In making this announcement, Christie stated that those who opposed New Jersey's plan would need to take action to stop them. Such action in the recent past has come under the Professional Amateur Sports Protection Act of 1992 (PASPA). The law has regulated sports betting throughout the United States, providing exceptions to states that had sports gambling in place between January 1, 1976 and August 31, 1990. This allowed for different levels of sports gambling in Oregon, Delaware, Montana and Nevada.
The four major professional sports and the NCAA have all taken issue with New Jersey's attempt to pass this new law, and have filed suit under PASPA. Professional and amateur sports have frequently taken up the cause of limiting sports gambling, most recently in Delaware when that state tried to expand its sport betting operation. Delaware was allowed to continue their parlay card system, but could not expand to the level of Nevada, which allows for single-game betting. A federal appeals court ruled that single-game betting in Delaware would violate PASPA.
In September, New Jersey filed a motion to dismiss the lawsuit on the grounds that the leagues lacked standing. PASPA is a federal law, which means any party suing under the law must prove they have standing to sue. A suing party must prove standing because otherwise every random person would be in court wasting time and taxpayer dollars on frivolous lawsuits.
Standing requires three things:
1. Plaintiff must have suffered an "injury in fact"
2. There must be a causal connection between the injury and the conduct complained of
3. It must be likely that the injury will be redressed by a favorable decision
US District Judge Michael Shipp heard arguments for standing on Wednesday, and will issue a ruling on Friday as to whether the leagues have standing to file this lawsuit. One of the primary issues addressed throughout the hearing (as live-tweeted by Joe Brennan) was to what level the injury needed to be. Courts have considered different thresholds when deciding on standing, with it ranging from simply "more than just a mere 'trifle'" to identifiable, concrete injury. In the legal world, that can be separated by the thinnest of margins.

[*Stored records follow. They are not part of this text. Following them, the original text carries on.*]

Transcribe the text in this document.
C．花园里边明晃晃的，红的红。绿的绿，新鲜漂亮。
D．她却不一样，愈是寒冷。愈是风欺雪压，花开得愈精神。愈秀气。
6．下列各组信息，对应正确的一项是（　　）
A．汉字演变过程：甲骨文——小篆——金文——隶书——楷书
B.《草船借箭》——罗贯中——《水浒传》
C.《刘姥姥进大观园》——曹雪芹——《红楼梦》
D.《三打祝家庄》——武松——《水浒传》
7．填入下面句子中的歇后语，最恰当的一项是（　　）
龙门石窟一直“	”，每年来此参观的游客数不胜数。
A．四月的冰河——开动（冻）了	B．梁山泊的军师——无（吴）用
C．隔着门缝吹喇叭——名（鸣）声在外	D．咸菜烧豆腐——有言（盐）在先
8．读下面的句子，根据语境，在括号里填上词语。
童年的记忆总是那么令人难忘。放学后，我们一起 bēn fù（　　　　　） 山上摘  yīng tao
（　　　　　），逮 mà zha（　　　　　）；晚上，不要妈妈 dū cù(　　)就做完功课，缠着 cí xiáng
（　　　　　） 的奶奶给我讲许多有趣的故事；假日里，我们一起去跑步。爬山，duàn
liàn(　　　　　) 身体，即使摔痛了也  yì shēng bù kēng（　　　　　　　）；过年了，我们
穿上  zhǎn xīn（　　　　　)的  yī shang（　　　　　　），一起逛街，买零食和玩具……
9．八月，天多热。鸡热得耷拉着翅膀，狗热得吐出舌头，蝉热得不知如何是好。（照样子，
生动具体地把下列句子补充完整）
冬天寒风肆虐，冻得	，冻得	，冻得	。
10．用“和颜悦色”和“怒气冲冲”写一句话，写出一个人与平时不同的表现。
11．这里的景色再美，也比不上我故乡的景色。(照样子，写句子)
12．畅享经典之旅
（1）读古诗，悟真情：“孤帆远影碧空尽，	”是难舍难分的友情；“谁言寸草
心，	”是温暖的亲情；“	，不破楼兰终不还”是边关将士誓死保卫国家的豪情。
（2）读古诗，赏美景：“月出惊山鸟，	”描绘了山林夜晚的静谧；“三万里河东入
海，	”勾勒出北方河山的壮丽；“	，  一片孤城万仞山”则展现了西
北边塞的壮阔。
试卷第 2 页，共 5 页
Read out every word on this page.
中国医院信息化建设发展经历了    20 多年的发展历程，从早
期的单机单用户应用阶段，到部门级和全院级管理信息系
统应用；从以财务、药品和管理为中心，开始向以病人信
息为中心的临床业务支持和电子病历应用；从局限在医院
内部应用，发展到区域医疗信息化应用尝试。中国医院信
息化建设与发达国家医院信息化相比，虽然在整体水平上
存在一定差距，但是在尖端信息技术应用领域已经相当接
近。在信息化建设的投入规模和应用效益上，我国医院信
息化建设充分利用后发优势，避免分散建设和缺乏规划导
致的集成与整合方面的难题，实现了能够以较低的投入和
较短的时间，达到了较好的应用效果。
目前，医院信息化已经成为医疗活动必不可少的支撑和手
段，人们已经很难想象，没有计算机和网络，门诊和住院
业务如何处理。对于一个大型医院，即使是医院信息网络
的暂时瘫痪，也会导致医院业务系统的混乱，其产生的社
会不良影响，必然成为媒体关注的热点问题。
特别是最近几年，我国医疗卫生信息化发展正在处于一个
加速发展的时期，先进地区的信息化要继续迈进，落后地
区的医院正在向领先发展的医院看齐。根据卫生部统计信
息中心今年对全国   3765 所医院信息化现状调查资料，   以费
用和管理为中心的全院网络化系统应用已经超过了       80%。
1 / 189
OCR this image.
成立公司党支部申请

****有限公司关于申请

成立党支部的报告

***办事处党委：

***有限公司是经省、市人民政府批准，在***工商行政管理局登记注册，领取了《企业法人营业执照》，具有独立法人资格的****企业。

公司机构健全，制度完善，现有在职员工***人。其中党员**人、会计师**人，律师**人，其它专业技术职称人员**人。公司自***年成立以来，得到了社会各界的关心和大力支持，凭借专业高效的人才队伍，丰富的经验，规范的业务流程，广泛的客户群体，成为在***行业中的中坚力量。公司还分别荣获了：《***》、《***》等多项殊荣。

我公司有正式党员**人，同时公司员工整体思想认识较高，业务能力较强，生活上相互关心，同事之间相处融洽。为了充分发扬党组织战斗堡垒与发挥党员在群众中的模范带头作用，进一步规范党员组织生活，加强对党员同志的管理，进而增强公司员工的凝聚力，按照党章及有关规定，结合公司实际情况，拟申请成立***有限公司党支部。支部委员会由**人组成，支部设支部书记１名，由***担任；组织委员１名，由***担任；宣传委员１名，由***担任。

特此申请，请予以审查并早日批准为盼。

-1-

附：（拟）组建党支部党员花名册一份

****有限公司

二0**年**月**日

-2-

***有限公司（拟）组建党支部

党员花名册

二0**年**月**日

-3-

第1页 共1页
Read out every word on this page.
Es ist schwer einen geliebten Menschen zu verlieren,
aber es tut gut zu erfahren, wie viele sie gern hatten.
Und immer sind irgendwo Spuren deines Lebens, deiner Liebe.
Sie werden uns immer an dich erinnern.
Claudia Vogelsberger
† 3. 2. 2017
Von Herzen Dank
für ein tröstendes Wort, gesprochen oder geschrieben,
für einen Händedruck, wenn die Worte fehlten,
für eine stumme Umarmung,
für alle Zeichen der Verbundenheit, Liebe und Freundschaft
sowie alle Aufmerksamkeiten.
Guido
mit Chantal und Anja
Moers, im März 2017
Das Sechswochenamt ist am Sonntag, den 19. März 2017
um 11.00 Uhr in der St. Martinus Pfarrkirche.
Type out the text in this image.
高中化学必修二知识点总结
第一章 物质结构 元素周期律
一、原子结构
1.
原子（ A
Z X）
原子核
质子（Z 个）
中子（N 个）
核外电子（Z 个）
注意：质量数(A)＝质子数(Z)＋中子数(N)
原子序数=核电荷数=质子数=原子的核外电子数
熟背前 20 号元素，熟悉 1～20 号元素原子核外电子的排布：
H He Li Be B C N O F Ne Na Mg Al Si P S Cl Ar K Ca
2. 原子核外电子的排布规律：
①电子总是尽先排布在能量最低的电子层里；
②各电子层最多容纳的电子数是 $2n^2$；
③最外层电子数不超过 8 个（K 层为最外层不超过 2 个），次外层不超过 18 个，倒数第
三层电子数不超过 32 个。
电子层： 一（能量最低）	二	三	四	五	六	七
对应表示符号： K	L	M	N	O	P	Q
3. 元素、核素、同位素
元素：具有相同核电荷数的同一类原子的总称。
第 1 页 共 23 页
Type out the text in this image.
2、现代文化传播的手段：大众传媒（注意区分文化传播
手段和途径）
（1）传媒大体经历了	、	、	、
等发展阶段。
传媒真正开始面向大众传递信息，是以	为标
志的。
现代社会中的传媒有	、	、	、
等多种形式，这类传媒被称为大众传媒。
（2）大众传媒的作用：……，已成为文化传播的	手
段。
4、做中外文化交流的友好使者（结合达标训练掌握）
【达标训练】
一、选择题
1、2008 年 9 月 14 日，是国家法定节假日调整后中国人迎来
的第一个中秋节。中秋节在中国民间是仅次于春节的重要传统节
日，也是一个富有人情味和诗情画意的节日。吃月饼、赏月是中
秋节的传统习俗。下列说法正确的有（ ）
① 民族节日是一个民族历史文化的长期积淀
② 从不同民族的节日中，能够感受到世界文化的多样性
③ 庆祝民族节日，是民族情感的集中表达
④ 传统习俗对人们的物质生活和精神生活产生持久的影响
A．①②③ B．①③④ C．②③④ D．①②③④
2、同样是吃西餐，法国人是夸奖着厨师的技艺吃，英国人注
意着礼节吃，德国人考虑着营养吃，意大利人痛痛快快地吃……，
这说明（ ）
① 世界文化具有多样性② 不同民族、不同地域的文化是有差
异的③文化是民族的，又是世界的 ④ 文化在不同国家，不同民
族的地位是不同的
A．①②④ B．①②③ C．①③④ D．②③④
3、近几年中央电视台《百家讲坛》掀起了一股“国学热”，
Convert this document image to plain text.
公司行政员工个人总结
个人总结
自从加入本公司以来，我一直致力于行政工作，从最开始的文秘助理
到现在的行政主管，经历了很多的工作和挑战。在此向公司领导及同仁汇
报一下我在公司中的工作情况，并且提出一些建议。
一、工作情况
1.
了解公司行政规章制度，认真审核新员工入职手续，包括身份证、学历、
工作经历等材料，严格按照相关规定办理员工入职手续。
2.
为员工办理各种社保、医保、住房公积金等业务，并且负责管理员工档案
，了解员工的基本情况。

The second issue brought up by Judge Shipp was how the injury could be connected to New Jersey legalizing sports gambling. Nevada has an extensive gambling operation, and the black market provides opportunities as well. The leagues countered the Nevada question by pointing to the need to travel out to Nevada to conduct the gambling.
When Delaware attempted to pass sports betting legislation, the state did not attempt to challenge the leagues' standing in the case. If the leagues are able to prove they have standing, their chances of success would appear to increase fairly dramatically given the appellate court ruling in the Delaware case. That court's ruling against the state does not guarantee victory for the leagues, but it puts them in a much stronger position.